This function computes various statistics for a given Ch3 file stored in Parquet format, including total calls, total reads, mean read length, CpG coverage at different read thresholds, flag distributions, and high-quality call counts based on probability and base quality thresholds.
Usage
get_mod_stats(
ch3_file,
log_file = NULL,
min_reads = c(1, 5, 10, 15),
call_prob_threshold = 0.9,
base_qual_threshold = 10,
silently = FALSE
)Arguments
- ch3_file
Character. Path to the Ch3 file in Parquet format.
- log_file
Character (optional). Path to a log file where the output will be written. If NULL, results are printed to the console.
- min_reads
Numeric vector. A set of thresholds for reporting CpG coverage at different minimum read counts. Default:
c(1, 5, 10, 15).- call_prob_threshold
Numeric. The minimum modification probability to consider a high-confidence call. Default:
0.9.- base_qual_threshold
Numeric. The minimum base quality required to count as a high-quality call. Default:
10.- silently
Logical. If
TRUE, suppresses console output. Default:FALSE.
Value
A list containing:
num_callsTotal number of modification calls in the file.
num_readsTotal number of unique reads in the file.
cpg_coverageA matrix with CpG coverage counts at different
min_readsthresholds.flag_countsA data frame with the count and percentage of calls per flag value.

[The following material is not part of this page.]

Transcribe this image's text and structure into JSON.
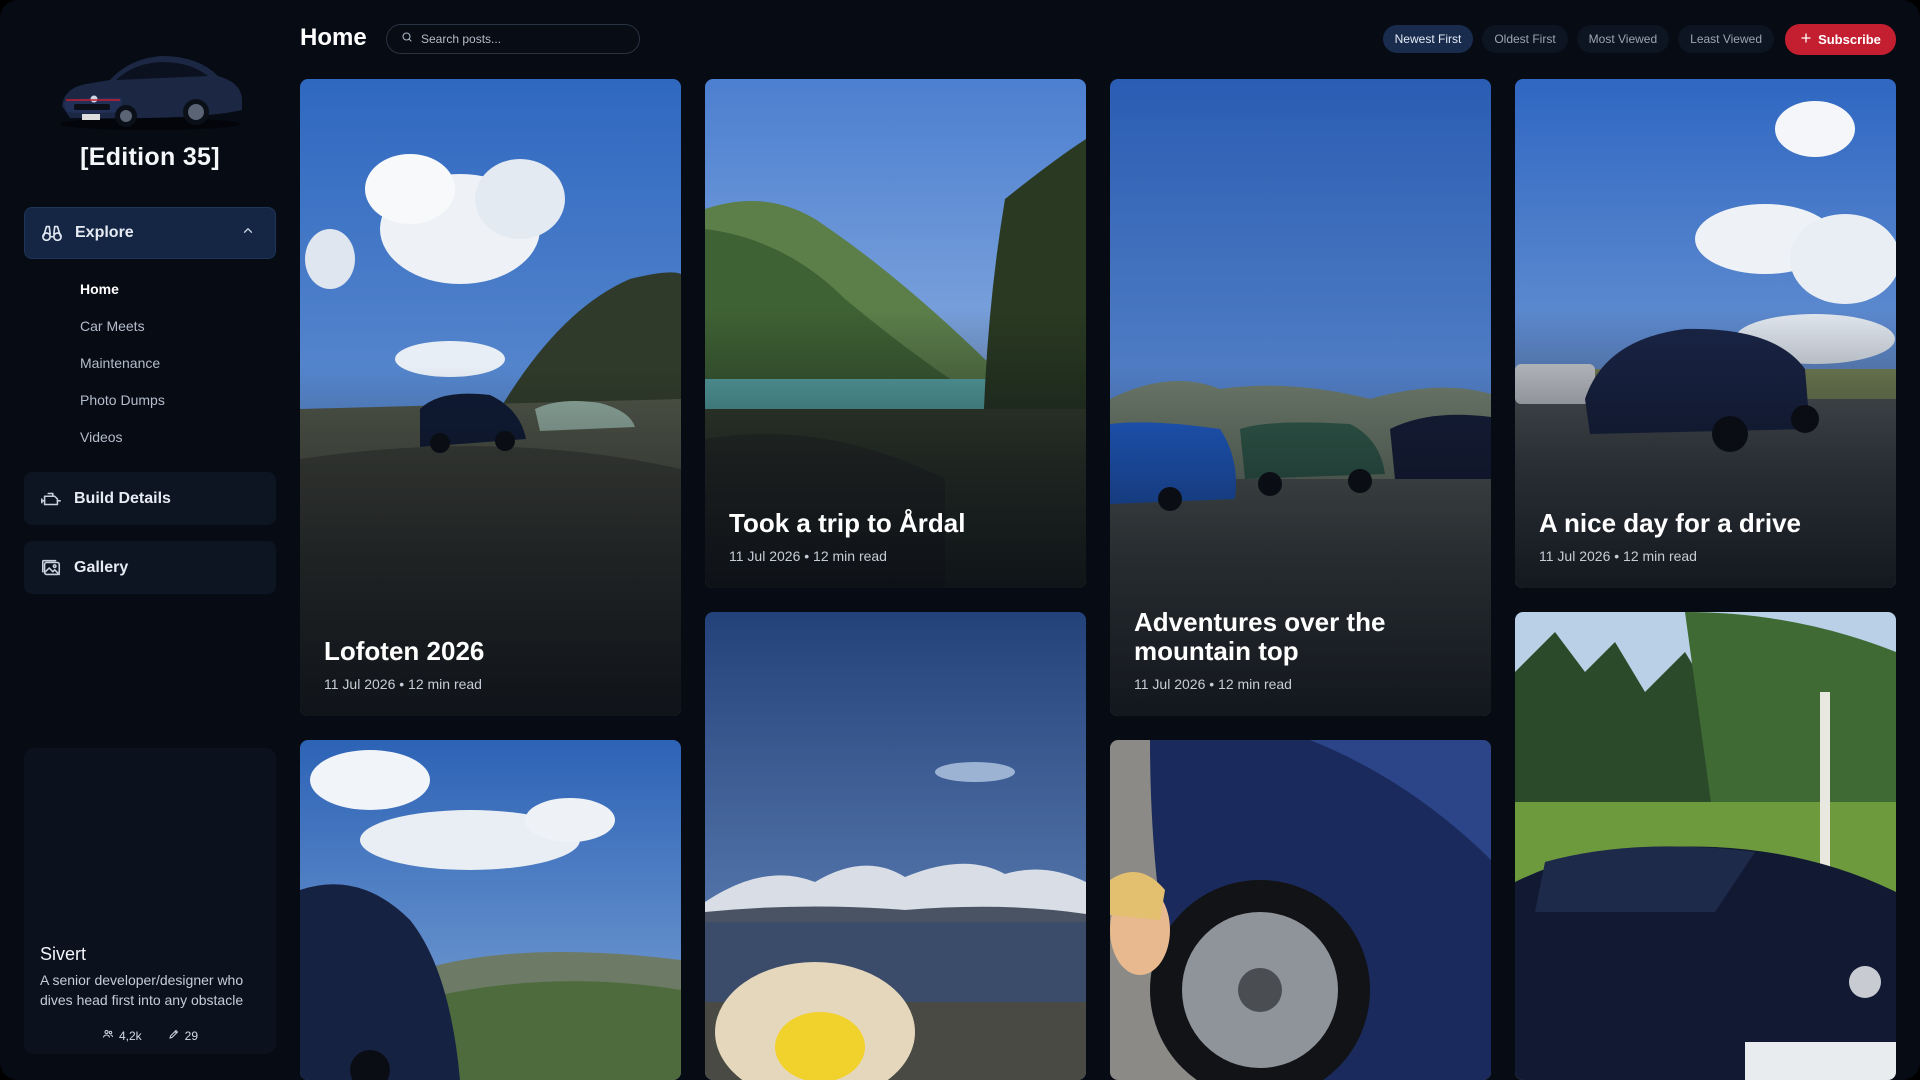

high_conf_callsA data frame with the count and percentage of calls with modification probability above
call_prob_threshold.high_qual_callsA data frame with the count and percentage of calls with base quality above
base_qual_threshold.avg_read_lengthThe mean read length.
Details
The function reads the Ch3 file as a dataset and computes basic statistics about the calls and reads. It also evaluates CpG coverage based on different read count thresholds, distributions of flag values, and counts of high-quality calls based on user-defined probability and quality thresholds.
If a log_file is provided, the results are written to it. Otherwise,
they are printed to the console unless silently = TRUE.